From Wired.
Following links from one Web page to another may soon require users to run special stealth applications, if a Danish search company’s experience is a sign of things to come.
To link directly to some newspapers’ content, Danish search firm Newsbooster now must use the sort of decentralized subterfuge utilized by companies that distribute file-sharing applications.
File-sharing systems such as Kazaa and Gnutella have so far avoided the sort of legal hassles that brought down Napster by networking their users’ computers together, instead of serving up files from a single server. The accepted wisdom is that it’s easier to pursue corporations whose software may be used to violate copyrights, but tracking down and stopping a dispersed network of individual violators is significantly more difficult.

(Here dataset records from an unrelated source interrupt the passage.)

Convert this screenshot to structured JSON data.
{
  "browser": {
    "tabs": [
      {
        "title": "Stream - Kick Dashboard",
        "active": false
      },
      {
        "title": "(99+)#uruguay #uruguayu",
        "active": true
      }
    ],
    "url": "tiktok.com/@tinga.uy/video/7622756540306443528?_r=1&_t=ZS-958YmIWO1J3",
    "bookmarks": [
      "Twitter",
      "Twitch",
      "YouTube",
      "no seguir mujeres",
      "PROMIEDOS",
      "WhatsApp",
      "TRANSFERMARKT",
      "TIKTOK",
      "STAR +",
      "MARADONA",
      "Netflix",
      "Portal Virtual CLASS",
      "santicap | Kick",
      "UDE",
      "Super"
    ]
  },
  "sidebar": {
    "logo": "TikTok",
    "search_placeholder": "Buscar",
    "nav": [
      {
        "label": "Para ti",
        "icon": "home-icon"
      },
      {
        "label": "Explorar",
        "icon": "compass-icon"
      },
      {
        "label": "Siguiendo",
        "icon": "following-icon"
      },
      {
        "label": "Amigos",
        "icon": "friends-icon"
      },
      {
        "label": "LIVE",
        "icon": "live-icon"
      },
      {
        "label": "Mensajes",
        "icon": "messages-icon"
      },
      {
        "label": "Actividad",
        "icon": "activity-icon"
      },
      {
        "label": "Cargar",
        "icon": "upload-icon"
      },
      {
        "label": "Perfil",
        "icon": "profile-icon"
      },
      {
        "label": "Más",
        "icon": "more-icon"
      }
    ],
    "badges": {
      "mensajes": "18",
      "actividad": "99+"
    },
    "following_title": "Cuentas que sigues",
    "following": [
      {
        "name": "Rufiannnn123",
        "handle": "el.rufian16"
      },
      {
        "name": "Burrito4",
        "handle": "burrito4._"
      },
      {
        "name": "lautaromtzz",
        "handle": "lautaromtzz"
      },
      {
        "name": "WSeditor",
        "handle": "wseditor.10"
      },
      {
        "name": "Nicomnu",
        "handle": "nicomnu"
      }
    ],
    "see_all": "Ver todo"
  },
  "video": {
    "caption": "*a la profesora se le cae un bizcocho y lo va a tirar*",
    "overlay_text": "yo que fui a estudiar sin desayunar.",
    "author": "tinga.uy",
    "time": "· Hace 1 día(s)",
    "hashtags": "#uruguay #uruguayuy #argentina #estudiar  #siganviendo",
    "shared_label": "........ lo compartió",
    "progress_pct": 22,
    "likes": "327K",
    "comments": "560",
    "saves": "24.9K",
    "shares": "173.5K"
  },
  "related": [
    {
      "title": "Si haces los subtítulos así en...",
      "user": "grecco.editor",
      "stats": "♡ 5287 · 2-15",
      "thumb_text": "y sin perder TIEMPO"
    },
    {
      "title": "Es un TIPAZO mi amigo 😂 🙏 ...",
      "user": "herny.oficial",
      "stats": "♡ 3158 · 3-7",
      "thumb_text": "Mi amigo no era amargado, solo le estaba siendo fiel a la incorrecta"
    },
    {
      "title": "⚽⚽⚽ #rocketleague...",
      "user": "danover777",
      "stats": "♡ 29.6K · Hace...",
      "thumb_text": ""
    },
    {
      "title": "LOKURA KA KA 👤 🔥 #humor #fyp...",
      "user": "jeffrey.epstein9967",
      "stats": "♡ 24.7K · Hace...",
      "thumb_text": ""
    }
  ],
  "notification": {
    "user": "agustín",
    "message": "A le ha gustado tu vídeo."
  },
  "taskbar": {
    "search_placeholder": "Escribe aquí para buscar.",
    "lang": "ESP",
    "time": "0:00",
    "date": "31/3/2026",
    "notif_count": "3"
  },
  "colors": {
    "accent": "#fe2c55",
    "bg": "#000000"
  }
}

Those who engage in illegal linking may soon be forced to do the same.
Last July, Newsbooster was ordered by the Bailiff’s Court of Copenhagen to stop deep linking to newspaper articles on three Danish newspapers’ Internet sites. The court found that Newsbooster’s deep linking was in violation of European Community copyright laws (PDF).
Newsbooster awaits a final ruling in the case. A court date scheduled for last week has been postponed until next month.
In the meantime, Newsbooster has launched an alternative service, which Newsbooster editor-in-chief Nicolai Lassen refers to as a “physiological moving-out of Denmark.”